Analysis of gay marriage, as I understand the opponents, seems to be an exception, and I thought it would be comforting. They tell us children are better off raised in conventional marriages. OK, but exactly what children are these that will be so raised if we forbid gay marriage? There must be a fixed number of preconception souls and a fixed rate of births, that force soul 43569 to be born in a marriage of a man and a woman (not, of course, to a single careless teenager) when the avenue into a gay marriage is closed. Loony, incomprehensible theology/ontogenic science, but it does entail a conservation law (perhaps that’s why conservatives like it?).

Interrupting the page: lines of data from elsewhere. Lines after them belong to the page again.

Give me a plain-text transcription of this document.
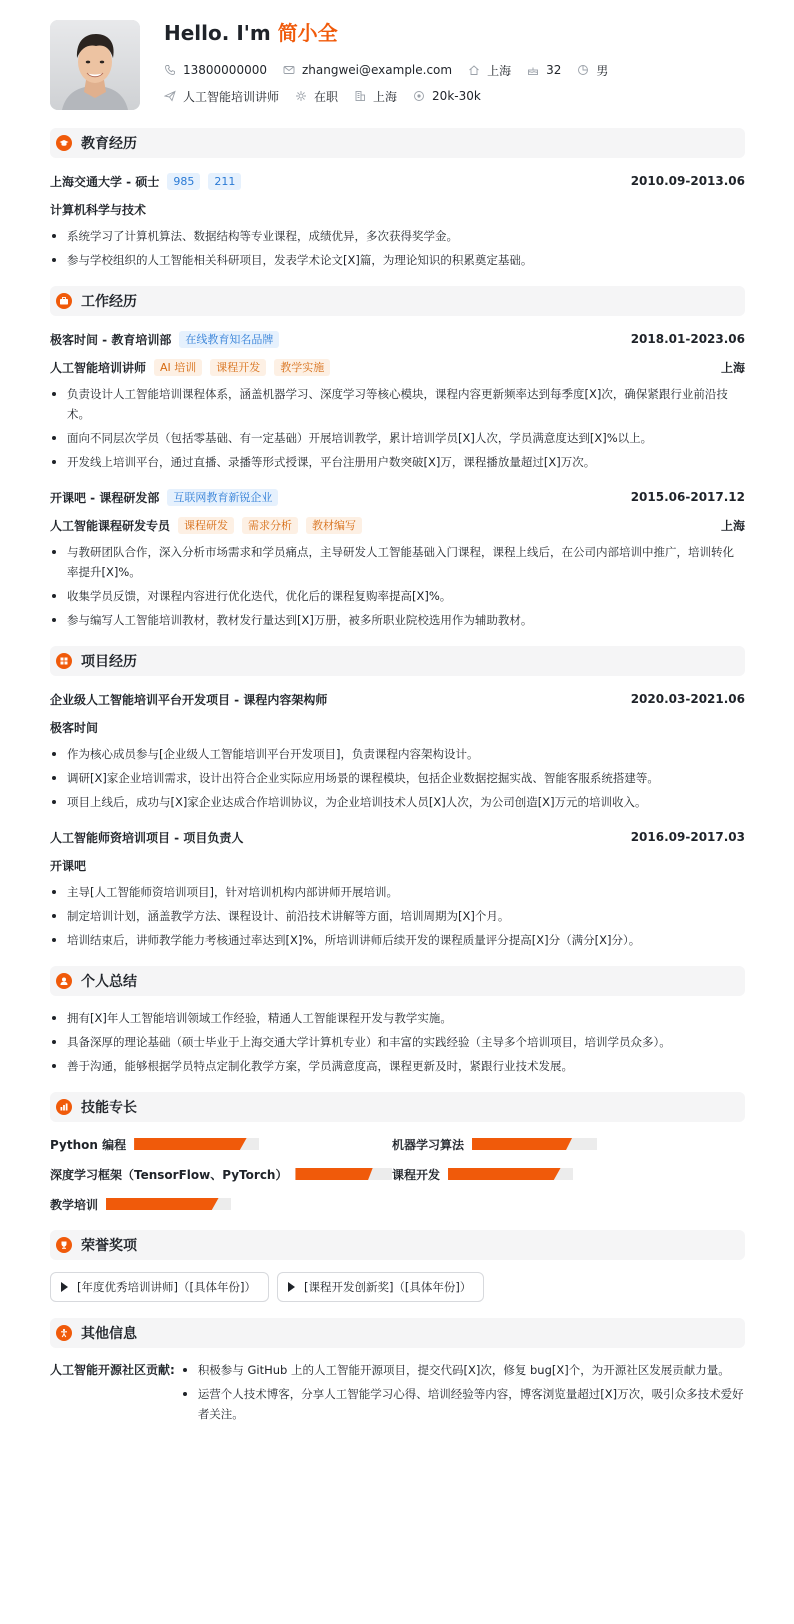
Hello. I'm 简小全
13800000000	zhangwei@example.com	上海	32	男
人工智能培训讲师	在职	上海	20k-30k
教育经历
上海交通大学 - 硕士	985	211	2010.09-2013.06
计算机科学与技术
系统学习了计算机算法、数据结构等专业课程，成绩优异，多次获得奖学金。
参与学校组织的人工智能相关科研项目，发表学术论文[X]篇，为理论知识的积累奠定基础。
工作经历
极客时间 - 教育培训部	在线教育知名品牌	2018.01-2023.06
人工智能培训讲师	AI 培训	课程开发	教学实施	上海
负责设计人工智能培训课程体系，涵盖机器学习、深度学习等核心模块，课程内容更新频率达到每季度[X]次，确保紧跟行业前沿技术。
面向不同层次学员（包括零基础、有一定基础）开展培训教学，累计培训学员[X]人次，学员满意度达到[X]%以上。
开发线上培训平台，通过直播、录播等形式授课，平台注册用户数突破[X]万，课程播放量超过[X]万次。
开课吧 - 课程研发部	互联网教育新锐企业	2015.06-2017.12
人工智能课程研发专员	课程研发	需求分析	教材编写	上海
与教研团队合作，深入分析市场需求和学员痛点，主导研发人工智能基础入门课程，课程上线后，在公司内部培训中推广，培训转化率提升[X]%。
收集学员反馈，对课程内容进行优化迭代，优化后的课程复购率提高[X]%。
参与编写人工智能培训教材，教材发行量达到[X]万册，被多所职业院校选用作为辅助教材。
项目经历
企业级人工智能培训平台开发项目 - 课程内容架构师	2020.03-2021.06
极客时间
作为核心成员参与[企业级人工智能培训平台开发项目]，负责课程内容架构设计。
调研[X]家企业培训需求，设计出符合企业实际应用场景的课程模块，包括企业数据挖掘实战、智能客服系统搭建等。
项目上线后，成功与[X]家企业达成合作培训协议，为企业培训技术人员[X]人次，为公司创造[X]万元的培训收入。
人工智能师资培训项目 - 项目负责人	2016.09-2017.03
开课吧
主导[人工智能师资培训项目]，针对培训机构内部讲师开展培训。
制定培训计划，涵盖教学方法、课程设计、前沿技术讲解等方面，培训周期为[X]个月。
培训结束后，讲师教学能力考核通过率达到[X]%，所培训讲师后续开发的课程质量评分提高[X]分（满分[X]分）。
个人总结
拥有[X]年人工智能培训领域工作经验，精通人工智能课程开发与教学实施。
具备深厚的理论基础（硕士毕业于上海交通大学计算机专业）和丰富的实践经验（主导多个培训项目，培训学员众多）。
善于沟通，能够根据学员特点定制化教学方案，学员满意度高，课程更新及时，紧跟行业技术发展。
技能专长
Python 编程	机器学习算法
深度学习框架（TensorFlow、PyTorch）	课程开发
教学培训
荣誉奖项
[年度优秀培训讲师]（[具体年份]）	[课程开发创新奖]（[具体年份]）
其他信息
人工智能开源社区贡献:	积极参与 GitHub 上的人工智能开源项目，提交代码[X]次，修复 bug[X]个，为开源社区发展贡献力量。
运营个人技术博客，分享人工智能学习心得、培训经验等内容，博客浏览量超过[X]万次，吸引众多技术爱好者关注。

Next line of attack: gay marriage is bad for heterosexual marriage. I get it: marriages are fixed in number, and if we prevent gay people from marrying others of the same sex, they will have to marry someone of the opposite sex, and those will be better marriages, whether a gay guy paired up with a lesbian or a heterosexual married to a homosexual, than the respective partners would have had in like-gendered couples (I’m using gender to denote a sexual identity). Right.
I may have the wrong idea entirely here; maybe good marriage karma is the thing that’s fixed in quantity, and every gay marriage sops up some that is therefore not available to a straight couple. As a co-proprietor of a conventional marriage, I note the warning that more gay marriage will damage my own, but I despise the community of bigots and haters for giving us absolutely no guidance about how we can protect ourselves against the danger that’s now spreading despite their best efforts to nip it in the bud. It’s like the oil spill: sure, we should prevent blowouts before they happen, but we should also have a backup plan.
Is the evil something that leaks out of the apartment of the gay couple down the street and into our windows at night if we leave them open - can I at least see it (rainbow colored, maybe) in time to put on sunscreen, or a respirator, or long underwear? Does it go the other way; can sacredness be vacuumed out of our happy home into theirs (and will it be happy there and stay)? Can I get it back while they’re away skiing? Or is it the kind of thing we catch watching Rachel Maddow more than three nights a week, and would more coverage of John Ensign’s and Newt Gingrich’s very straight domestic histories cancel it out?
As important as prophylactic guidance is, we also need public service announcements with symptoms clearly described, and I call upon the gay marriage early warning system to step up. What, dammit, are the seven signals of a straight marriage succumbing to gay marriage injury, and what are harmless distractions we can ignore? I had to decide between pleated and plain-front chinos in Costco and realized that even recognizing the difference could be a tiny cloud on our horizon; my wife’s last haircut seemed to be a little shorter than the one before. Are we in trouble? If the Supreme Court leaves us naked before this threat, would firearms help, or more throw pillows on the furniture? Or will we need to hit the streets with pitchforks and purify our neighborhood (in Berkeley, that’s a major project, not to mention who in Berkeley even has a pitchfork? so we’re hoping for something smaller scale, maybe with incense or spells).
Please! Tell us what we really need to know, and soon: I’m going to a gay wedding in two weeks - will I be OK if skip the cake, or do I have to keep my fingers crossed during the vows?